Now I’ve been the guy who just throws out repositories right left and center, hasn’t completed projects and mostly have them on pending for a really long time unless something really motivates me to work on that project again.
I still end up making these things again and again just because I think that it’s good to get that thought out of your head and out into code because you get to the point where you realize whether that project is actually going to be something you yourself would use.
I ended up building a lot of stuff that I do personally use and maybe no one else does because I haven’t published anything about those projects anywhere and I’m the only one who knows about their existence. On the contrary there’s double the number of repos that even I don’t care about anymore.

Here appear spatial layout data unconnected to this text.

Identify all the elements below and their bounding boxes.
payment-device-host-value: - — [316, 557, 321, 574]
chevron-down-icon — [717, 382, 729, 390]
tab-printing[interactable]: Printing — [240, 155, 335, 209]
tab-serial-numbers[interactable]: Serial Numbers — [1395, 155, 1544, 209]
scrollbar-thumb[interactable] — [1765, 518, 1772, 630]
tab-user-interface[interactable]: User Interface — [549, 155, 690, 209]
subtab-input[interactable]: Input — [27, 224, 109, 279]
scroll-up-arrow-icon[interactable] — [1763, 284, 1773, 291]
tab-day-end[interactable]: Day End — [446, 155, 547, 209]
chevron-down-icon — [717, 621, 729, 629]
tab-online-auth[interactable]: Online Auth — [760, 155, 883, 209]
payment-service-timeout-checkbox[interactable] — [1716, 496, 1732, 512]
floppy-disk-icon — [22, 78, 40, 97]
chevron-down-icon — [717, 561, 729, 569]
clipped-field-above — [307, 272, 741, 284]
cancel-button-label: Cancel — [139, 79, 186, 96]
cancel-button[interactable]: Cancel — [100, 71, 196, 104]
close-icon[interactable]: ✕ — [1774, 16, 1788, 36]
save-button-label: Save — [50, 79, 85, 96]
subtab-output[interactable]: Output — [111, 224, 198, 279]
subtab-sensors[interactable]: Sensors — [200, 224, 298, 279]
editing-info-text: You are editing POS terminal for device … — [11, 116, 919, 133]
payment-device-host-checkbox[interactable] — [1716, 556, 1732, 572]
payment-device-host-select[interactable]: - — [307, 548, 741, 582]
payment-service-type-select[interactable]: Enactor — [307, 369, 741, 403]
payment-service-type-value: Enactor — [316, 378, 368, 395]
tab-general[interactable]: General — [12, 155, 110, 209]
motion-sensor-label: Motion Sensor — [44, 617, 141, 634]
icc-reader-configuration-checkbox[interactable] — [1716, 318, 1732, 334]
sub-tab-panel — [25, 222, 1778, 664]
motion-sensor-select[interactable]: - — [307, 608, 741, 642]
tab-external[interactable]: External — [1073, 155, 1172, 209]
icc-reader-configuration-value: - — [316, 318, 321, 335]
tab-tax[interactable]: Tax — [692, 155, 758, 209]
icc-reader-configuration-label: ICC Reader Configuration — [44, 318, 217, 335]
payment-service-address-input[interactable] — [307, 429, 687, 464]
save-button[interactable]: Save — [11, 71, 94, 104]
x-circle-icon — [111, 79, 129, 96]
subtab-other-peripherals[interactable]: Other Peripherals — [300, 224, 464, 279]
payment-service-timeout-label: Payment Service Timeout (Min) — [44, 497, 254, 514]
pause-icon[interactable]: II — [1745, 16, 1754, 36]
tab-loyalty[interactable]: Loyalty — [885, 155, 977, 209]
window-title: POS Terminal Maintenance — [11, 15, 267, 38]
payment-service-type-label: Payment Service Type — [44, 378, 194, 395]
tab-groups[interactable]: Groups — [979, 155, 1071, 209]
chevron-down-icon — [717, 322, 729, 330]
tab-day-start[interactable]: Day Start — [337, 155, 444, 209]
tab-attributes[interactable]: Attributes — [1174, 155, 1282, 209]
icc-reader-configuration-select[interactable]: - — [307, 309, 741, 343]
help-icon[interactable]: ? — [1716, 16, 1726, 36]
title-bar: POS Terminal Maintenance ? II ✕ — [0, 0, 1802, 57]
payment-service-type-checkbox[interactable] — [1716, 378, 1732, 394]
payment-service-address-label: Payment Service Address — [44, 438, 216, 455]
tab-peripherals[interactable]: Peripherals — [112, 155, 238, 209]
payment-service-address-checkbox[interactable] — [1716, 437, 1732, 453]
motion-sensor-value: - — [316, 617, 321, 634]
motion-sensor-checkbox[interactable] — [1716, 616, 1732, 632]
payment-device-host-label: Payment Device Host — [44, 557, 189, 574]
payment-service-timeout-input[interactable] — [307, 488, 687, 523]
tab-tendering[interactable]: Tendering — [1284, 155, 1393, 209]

The whole process of thinking and getting it out into the world of code gets you through scenarios that get you to realize and also sometimes learn about things that you might be doing wrong.
I’ve got this really old music player that I built using RiotJS, 0 folder structure, 0 modularity, just plain working code.When I went back to it to make changes or add features, I realized that I don’t plan out my projects and jump straight to prototyping, the next time I built the same thing on Vanilla JS, the code was a 100 times better because I had a mental image of things I needed to separate and things that need to be maintained to avoid having spaghetti code in the later stages of maintenance.
These subconscious decisions help you out in the later stages a lot.
I don’t use that player anymore but it’s taught me something. so did the todo list(which everyone has built at some point in their coding life) and so did the other 100 repos that I have on my github
and after all of this reading, the moral was basically the title of this post.